My respect for the power of using “and” rather than “but” began early in my work as a psychologist. 

A common client dilemma I faced as a therapist was married women who came into therapy due to problems related to husbands who were often verbally abusive and often worse. Or chronic alcoholics. Or serial adulterers. These men typically refused to come in for counseling or change in anyway. The question of whether these women should leave those husbands often came up. Their friends and family certainly thought so.  But the women would often talk about the love they still had for their husband or that he was a good provider or, less often, a good father.

“I know you care about him and he provides a certain level of financial security,” I would say as gently as I could, “but you deserve better.”

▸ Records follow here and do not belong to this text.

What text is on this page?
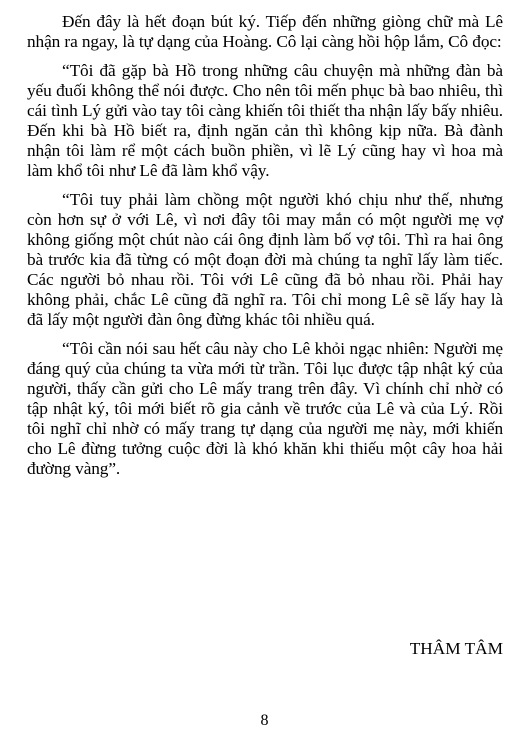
Đến đây là hết đoạn bút ký. Tiếp đến những giòng chữ mà Lê nhận ra ngay, là tự dạng của Hoàng. Cô lại càng hồi hộp lắm, Cô đọc:

“Tôi đã gặp bà Hồ trong những câu chuyện mà những đàn bà yếu đuối không thể nói được. Cho nên tôi mến phục bà bao nhiêu, thì cái tình Lý gửi vào tay tôi càng khiến tôi thiết tha nhận lấy bấy nhiêu. Đến khi bà Hồ biết ra, định ngăn cản thì không kịp nữa. Bà đành nhận tôi làm rể một cách buồn phiền, vì lẽ Lý cũng hay vì hoa mà làm khổ tôi như Lê đã làm khổ vậy.

“Tôi tuy phải làm chồng một người khó chịu như thế, nhưng còn hơn sự ở với Lê, vì nơi đây tôi may mắn có một người mẹ vợ không giống một chút nào cái ông định làm bố vợ tôi. Thì ra hai ông bà trước kia đã từng có một đoạn đời mà chúng ta nghĩ lấy làm tiếc. Các người bỏ nhau rồi. Tôi với Lê cũng đã bỏ nhau rồi. Phải hay không phải, chắc Lê cũng đã nghĩ ra. Tôi chỉ mong Lê sẽ lấy hay là đã lấy một người đàn ông đừng khác tôi nhiều quá.

“Tôi cần nói sau hết câu này cho Lê khỏi ngạc nhiên: Người mẹ đáng quý của chúng ta vừa mới từ trần. Tôi lục được tập nhật ký của người, thấy cần gửi cho Lê mấy trang trên đây. Vì chính chỉ nhờ có tập nhật ký, tôi mới biết rõ gia cảnh về trước của Lê và của Lý. Rồi tôi nghĩ chỉ nhờ có mấy trang tự dạng của người mẹ này, mới khiến cho Lê đừng tưởng cuộc đời là khó khăn khi thiếu một cây hoa hải đường vàng”.

THÂM TÂM
8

“But I love him,” would often be her plaintive reply.

We would dance around this dilemma, often with little progress. I would try to deconstruct her notion of love and underscore the respect that she deserved.  And my client would all too often counter with the factors that kept her stuck in a clearly unhealthy relationship.

Then one day, I changed my strategy. I don’t remember why. Maybe I changed my wording just by happenstance. Instead of trying to move her forward in the direction I thought best, I embraced her stuckness.

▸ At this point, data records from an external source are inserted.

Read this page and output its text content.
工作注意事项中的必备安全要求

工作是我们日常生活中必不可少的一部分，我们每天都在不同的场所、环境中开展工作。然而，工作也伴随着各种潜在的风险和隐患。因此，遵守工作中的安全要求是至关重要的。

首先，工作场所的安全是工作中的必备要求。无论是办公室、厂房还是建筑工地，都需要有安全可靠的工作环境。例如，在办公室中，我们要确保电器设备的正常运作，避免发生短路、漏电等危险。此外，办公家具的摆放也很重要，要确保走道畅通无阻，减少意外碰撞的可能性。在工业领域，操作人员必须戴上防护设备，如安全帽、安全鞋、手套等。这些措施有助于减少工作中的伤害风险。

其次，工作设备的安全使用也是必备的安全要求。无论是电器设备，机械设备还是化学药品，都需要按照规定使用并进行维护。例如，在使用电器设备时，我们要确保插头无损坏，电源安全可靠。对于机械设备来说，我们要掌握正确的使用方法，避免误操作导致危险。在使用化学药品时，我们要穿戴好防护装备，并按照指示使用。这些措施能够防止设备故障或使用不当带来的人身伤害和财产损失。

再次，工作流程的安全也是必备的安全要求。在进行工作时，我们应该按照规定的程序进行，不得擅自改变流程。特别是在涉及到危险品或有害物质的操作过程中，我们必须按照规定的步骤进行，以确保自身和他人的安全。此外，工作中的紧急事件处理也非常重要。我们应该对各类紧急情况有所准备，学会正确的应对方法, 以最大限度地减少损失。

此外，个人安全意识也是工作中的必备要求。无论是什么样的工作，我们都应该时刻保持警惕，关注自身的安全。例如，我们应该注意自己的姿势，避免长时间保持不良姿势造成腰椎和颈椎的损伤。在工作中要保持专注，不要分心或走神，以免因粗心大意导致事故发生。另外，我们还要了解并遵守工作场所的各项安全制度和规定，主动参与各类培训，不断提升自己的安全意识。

“He can be awfully mean and you’ve acknowledged he often disregards your needs. AND you also still love him and he’s a good provider.  To stay or leave, what a dilemma. Of course it’s a hard decision for you to make.”

“But I deserve better.”

I was thunderstruck. It was the first time I had ever heard my client voice her deservingness. What just happened?

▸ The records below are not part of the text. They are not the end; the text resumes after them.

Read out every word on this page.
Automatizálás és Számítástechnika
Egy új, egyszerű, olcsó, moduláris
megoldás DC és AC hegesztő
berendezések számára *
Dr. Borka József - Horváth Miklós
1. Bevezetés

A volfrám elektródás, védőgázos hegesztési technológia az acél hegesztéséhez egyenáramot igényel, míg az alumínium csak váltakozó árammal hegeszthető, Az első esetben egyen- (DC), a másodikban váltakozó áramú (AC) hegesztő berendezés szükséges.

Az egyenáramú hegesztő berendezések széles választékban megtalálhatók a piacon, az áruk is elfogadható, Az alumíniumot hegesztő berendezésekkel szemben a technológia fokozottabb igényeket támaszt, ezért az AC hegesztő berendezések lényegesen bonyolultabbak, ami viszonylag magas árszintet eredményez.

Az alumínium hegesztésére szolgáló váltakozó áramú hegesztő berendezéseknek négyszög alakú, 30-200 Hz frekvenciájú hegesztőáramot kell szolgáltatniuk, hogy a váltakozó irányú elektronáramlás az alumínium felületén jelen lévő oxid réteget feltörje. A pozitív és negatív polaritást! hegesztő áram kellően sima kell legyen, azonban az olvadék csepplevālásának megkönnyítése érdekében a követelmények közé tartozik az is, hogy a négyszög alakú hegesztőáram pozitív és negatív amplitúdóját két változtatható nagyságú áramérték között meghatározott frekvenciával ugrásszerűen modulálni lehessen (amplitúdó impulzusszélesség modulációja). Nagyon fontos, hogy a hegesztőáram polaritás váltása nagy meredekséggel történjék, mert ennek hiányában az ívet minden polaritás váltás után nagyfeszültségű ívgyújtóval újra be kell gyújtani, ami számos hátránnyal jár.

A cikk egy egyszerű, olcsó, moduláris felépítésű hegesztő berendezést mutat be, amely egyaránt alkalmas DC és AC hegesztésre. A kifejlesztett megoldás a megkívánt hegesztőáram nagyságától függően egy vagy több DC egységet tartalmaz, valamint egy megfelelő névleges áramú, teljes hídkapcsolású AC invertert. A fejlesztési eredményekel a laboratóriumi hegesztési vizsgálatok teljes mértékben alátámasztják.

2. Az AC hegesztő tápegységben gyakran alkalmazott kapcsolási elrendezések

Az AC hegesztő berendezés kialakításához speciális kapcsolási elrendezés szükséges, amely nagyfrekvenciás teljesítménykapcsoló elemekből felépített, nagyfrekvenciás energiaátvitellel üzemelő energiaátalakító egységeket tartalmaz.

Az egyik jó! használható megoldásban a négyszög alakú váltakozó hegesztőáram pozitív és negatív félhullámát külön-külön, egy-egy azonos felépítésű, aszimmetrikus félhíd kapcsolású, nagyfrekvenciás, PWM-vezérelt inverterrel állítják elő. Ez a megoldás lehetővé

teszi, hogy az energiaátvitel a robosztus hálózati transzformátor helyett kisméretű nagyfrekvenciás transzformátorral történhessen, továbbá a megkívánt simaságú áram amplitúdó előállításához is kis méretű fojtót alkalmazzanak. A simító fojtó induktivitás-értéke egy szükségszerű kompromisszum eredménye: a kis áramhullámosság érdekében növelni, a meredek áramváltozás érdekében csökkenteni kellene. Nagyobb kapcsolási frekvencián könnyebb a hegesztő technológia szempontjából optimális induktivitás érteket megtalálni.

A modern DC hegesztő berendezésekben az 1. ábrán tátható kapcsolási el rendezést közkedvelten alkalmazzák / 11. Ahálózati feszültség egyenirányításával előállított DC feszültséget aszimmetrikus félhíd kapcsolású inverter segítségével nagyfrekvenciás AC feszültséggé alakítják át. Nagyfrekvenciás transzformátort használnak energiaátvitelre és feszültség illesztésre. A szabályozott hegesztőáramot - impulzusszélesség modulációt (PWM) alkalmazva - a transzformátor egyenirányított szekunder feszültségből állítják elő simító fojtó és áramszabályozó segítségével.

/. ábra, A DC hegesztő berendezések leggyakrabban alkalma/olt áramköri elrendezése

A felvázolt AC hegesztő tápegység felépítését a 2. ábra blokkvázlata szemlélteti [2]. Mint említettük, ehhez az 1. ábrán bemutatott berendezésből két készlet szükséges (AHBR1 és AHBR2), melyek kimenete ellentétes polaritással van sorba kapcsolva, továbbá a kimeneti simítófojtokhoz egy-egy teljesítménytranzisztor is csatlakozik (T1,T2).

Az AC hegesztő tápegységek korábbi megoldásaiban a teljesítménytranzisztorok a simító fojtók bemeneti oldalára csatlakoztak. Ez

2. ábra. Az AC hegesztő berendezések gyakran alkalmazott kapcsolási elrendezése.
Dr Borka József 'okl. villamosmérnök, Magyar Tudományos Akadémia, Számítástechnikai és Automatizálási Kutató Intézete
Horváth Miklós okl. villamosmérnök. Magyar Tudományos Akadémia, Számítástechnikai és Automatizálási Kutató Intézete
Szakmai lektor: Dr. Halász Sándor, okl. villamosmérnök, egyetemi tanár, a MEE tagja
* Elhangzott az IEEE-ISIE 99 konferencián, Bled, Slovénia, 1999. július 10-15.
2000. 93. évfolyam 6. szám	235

We began to make progress after that. She ultimately left her husband, but based on her own emotional logic. I began to say AND rather than BUT more often. When I said “But” I was clearly taking sides in the dilemma. In essence I was saying “I grudgingly admit there are these factors pulling you in the wrong direction—that you love him, that’s he’s a good provider, BUT now I am going to tell you the important things for you to consider, the more healthy reasons for you to do what I think best.”

I suspect her friends and family were doing exactly the same thing. In fact, I feel certain they grew impatient when she explained all the reasons why she stayed with this guy who clearly didn’t deserve her. And yet, if it was all that clear to her, she would have simply left him long ago.

 

The Wisdom of “And”

If we’re stuck, whatever the outside logic of the world, it’s because we feel the reasons to stay and the reasons to go—or whatever our conflicting choices might be—its because the factors on either side of the equation are roughly equally emotionally weighted.

At that moment in the therapy session, I may have been one of the first people in her life to give equal importance to both sides of the dilemma. I didn’t try to talk her out of her love for her husband or the economic realities of his being a good provider. With both sides of her dilemma given their due, she no longer needed to defend why she was stuck in this most uncomfortable of all places. She could give voice to her healthier instincts on her own.

The shift to using “and” rather than “but” was important. It was only in the ensuing months that I came to fully understand just why.

“But” negates whatever comes before it.

And accepts both sides of the dilemma.

And it also begs the additional sentiment, “There’s this AND there’s this. What a dilemma! Of course, I’m (you’re) torn.”

When I do this, I embody empathy and capture nuance and complexity.

Right and wrong, there are always shades of gray.